Sin embargo, sobre el fin de semana último, el viejo ímpetu volvió al espíritu del ex presidente. No quiso escuchar los resultados de ninguna encuesta que le diera una victoria por menos del 10% de los votos en la provincia de Buenos Aires. "No vengan a asustarme", les dijo a sus generosos encuestadores, mientras los ahuyentaba. Ya sus medidores de opinión pública habían hecho algunos dibujos para conformar a Kirchner, pero resultaron insuficientes.
Entonces también lo instruyó a Daniel Scioli para que levantara la candidatura de Margarita Stolbizer. Sabe, con razón, que un eventual triunfo suyo sólo podría ser obra de un equilibrio de votos entre sus opositores. La polarización con De Narváez, que él mismo provocó sin quererla, es el escenario menos querido por Kirchner y también, aunque por razones distintas, por la alianza de Elisa Carrió, el radicalismo y el socialismo. Pero el oficialismo equivocó de nuevo la estrategia: los funcionarios no debían elogiar a Stolbizer, sino criticarla. Los votantes antikirchneristas deben ver en la candidata una clara opción opositora y no una figura respetada por el oficialismo, como terminó exponiéndola Scioli. Pruebas: De Narváez creció cuando el kirchnerismo lo enfrentó.
Cuando recobró el ánimo, Kirchner comenzó también a ocuparse de la noche del próximo domingo. Se ocupó mal, como suele hacerlo cuando se siente inseguro. Le teme a una algarabía prematura de la clase media porteña o, lo que sería peor, que ésta se ensañe con críticas multitudinarias al kirchnerismo. Los grupos piqueteros se prepararon entonces para ocupar la Plaza de Mayo, velando para que eventuales y alegres opositores no festejen nada en la principal plaza de la nación política…
…En el fárrago de los días finales, Kirchner también dio instrucciones sobre los medios periodísticos.

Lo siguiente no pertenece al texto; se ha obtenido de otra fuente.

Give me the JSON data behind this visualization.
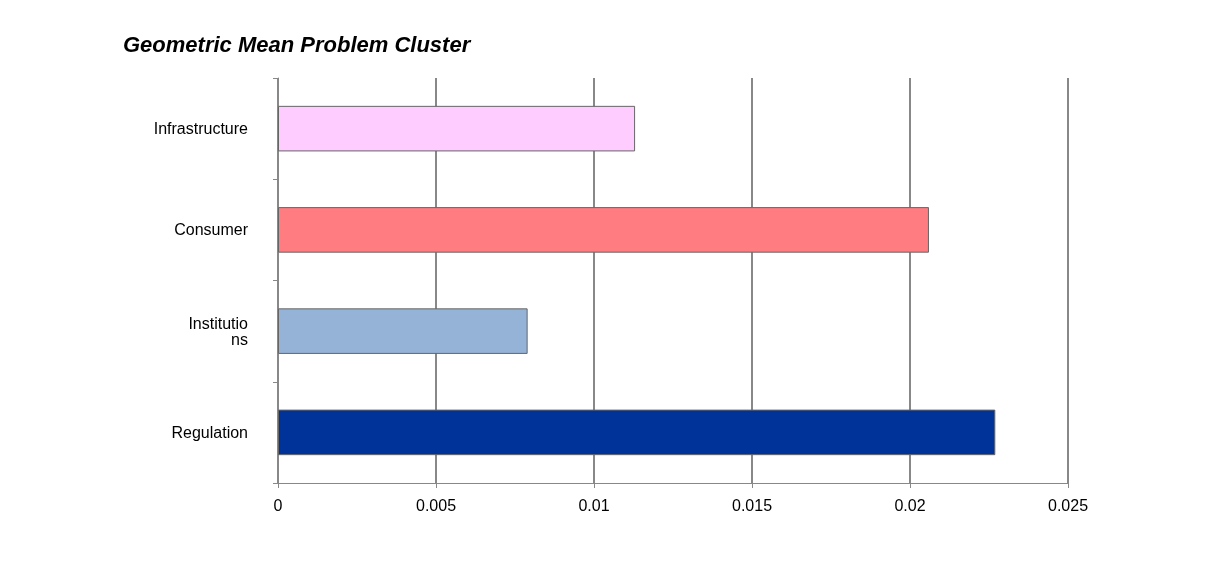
{
  "chart_data": {
    "type": "bar",
    "orientation": "horizontal",
    "title": "Geometric Mean Problem Cluster",
    "categories": [
      "Infrastructure",
      "Consumer",
      "Institutio\nns",
      "Regulation"
    ],
    "values": [
      0.0113,
      0.0206,
      0.0079,
      0.0227
    ],
    "colors": [
      "#ffccff",
      "#ff7c80",
      "#95b3d7",
      "#003399"
    ],
    "xlim": [
      0,
      0.025
    ],
    "xticks": [
      0,
      0.005,
      0.01,
      0.015,
      0.02,
      0.025
    ],
    "grid": "x"
  }
}
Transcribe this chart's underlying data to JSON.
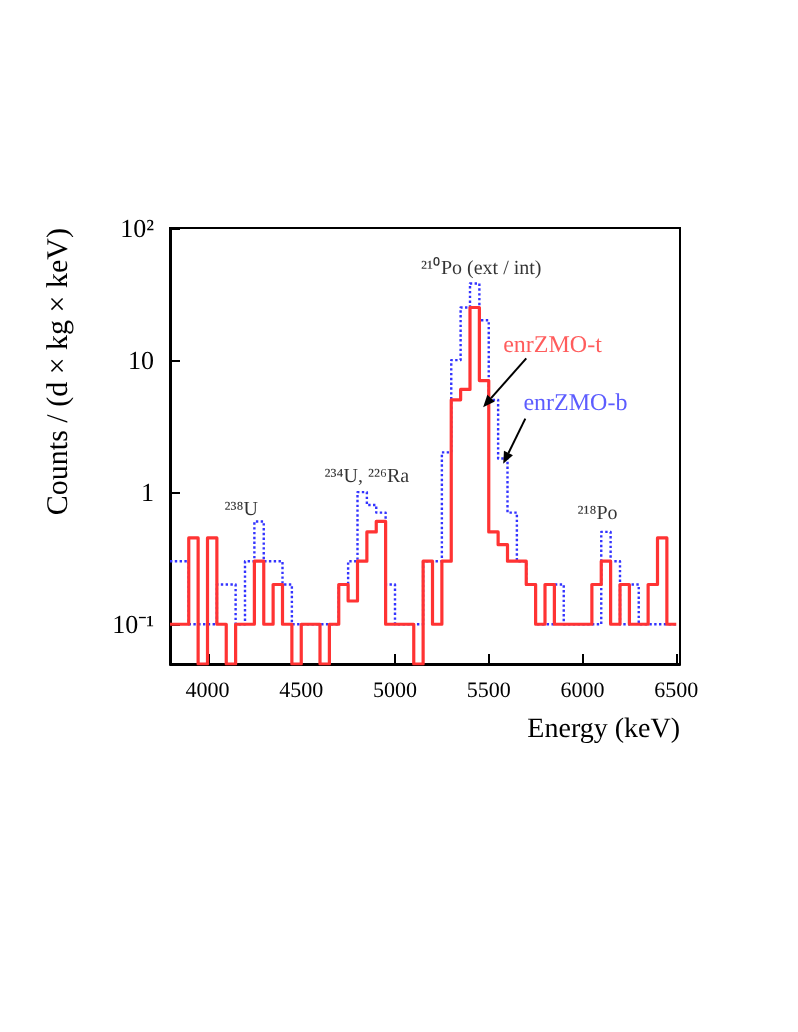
{
  "chart_data": {
    "type": "histogram",
    "xlabel": "Energy (keV)",
    "ylabel": "Counts / (d × kg × keV)",
    "bins": [
      3800,
      3850,
      3900,
      3950,
      4000,
      4050,
      4100,
      4150,
      4200,
      4250,
      4300,
      4350,
      4400,
      4450,
      4500,
      4550,
      4600,
      4650,
      4700,
      4750,
      4800,
      4850,
      4900,
      4950,
      5000,
      5050,
      5100,
      5150,
      5200,
      5250,
      5300,
      5350,
      5400,
      5450,
      5500,
      5550,
      5600,
      5650,
      5700,
      5750,
      5800,
      5850,
      5900,
      5950,
      6000,
      6050,
      6100,
      6150,
      6200,
      6250,
      6300,
      6350,
      6400,
      6450,
      6500
    ],
    "series": [
      {
        "name": "enrZMO-t",
        "color": "#ff3333",
        "line_style": "solid",
        "values": [
          0.1,
          0.1,
          0.45,
          null,
          0.45,
          0.1,
          null,
          0.1,
          0.1,
          0.3,
          0.1,
          0.2,
          0.1,
          null,
          0.1,
          0.1,
          null,
          0.1,
          0.2,
          0.15,
          0.3,
          0.5,
          0.6,
          0.1,
          0.1,
          0.1,
          null,
          0.3,
          0.1,
          0.3,
          5,
          6,
          25,
          7,
          0.5,
          0.4,
          0.3,
          0.3,
          0.2,
          0.1,
          0.2,
          0.1,
          0.1,
          0.1,
          0.1,
          0.2,
          0.3,
          0.1,
          0.2,
          0.1,
          0.1,
          0.2,
          0.45,
          0.1
        ]
      },
      {
        "name": "enrZMO-b",
        "color": "#3333ff",
        "line_style": "dotted",
        "values": [
          0.3,
          0.3,
          0.1,
          0.1,
          0.1,
          0.2,
          0.2,
          0.1,
          0.3,
          0.6,
          0.3,
          0.3,
          0.2,
          0.1,
          0.1,
          0.1,
          0.1,
          0.1,
          0.2,
          0.3,
          1.0,
          0.8,
          0.7,
          0.2,
          0.1,
          0.1,
          0.1,
          0.3,
          0.3,
          2,
          10,
          25,
          38,
          20,
          5,
          1.8,
          0.7,
          0.3,
          0.2,
          0.1,
          0.1,
          0.2,
          0.1,
          0.1,
          0.1,
          0.1,
          0.5,
          0.3,
          0.1,
          0.2,
          0.1,
          0.1,
          0.1,
          0.1
        ]
      }
    ],
    "xlim": [
      3800,
      6520
    ],
    "xticks": [
      4000,
      4500,
      5000,
      5500,
      6000,
      6500
    ],
    "ylim": [
      0.05,
      100
    ],
    "log": true,
    "yticks": [
      {
        "value": 0.1,
        "label": "10⁻¹"
      },
      1,
      10,
      {
        "value": 100,
        "label": "10²"
      }
    ],
    "grid": false,
    "legend": false,
    "annotations": [
      "²¹⁰Po (ext / int)",
      "²³⁸U",
      "²³⁴U, ²²⁶Ra",
      "²¹⁸Po"
    ]
  }
}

Organizaciones paragubernamentales, como el grupo La Cámpora, anunciaron que harán concentraciones en la noche del domingo en las puertas de medios de comunicación. La primera consecuencia será que dificultarán seriamente el trasiego de periodista en un día de elecciones. La consecuencia más importante será, con todo, la certeza de hostigamiento e intimidación que sentirá el periodismo. Esta convocatoria no levantada hasta anoche, por lo menos. Piquetes que se levantan antes de concretarse. ¿Para qué? Una elección no se gana con fuerzas de choque ni con amenazas abortadas.
Sea como fuere, en la euforia o en la duda, Kirchner bascula entre los extremos. Así llegó y así se despide del enorme poder que tuvo durante más de medio lustro. Sabe, en el fondo o en el frente, que el monumental tamaño de ese poder no volverá a repetirse en la vida de político que le queda".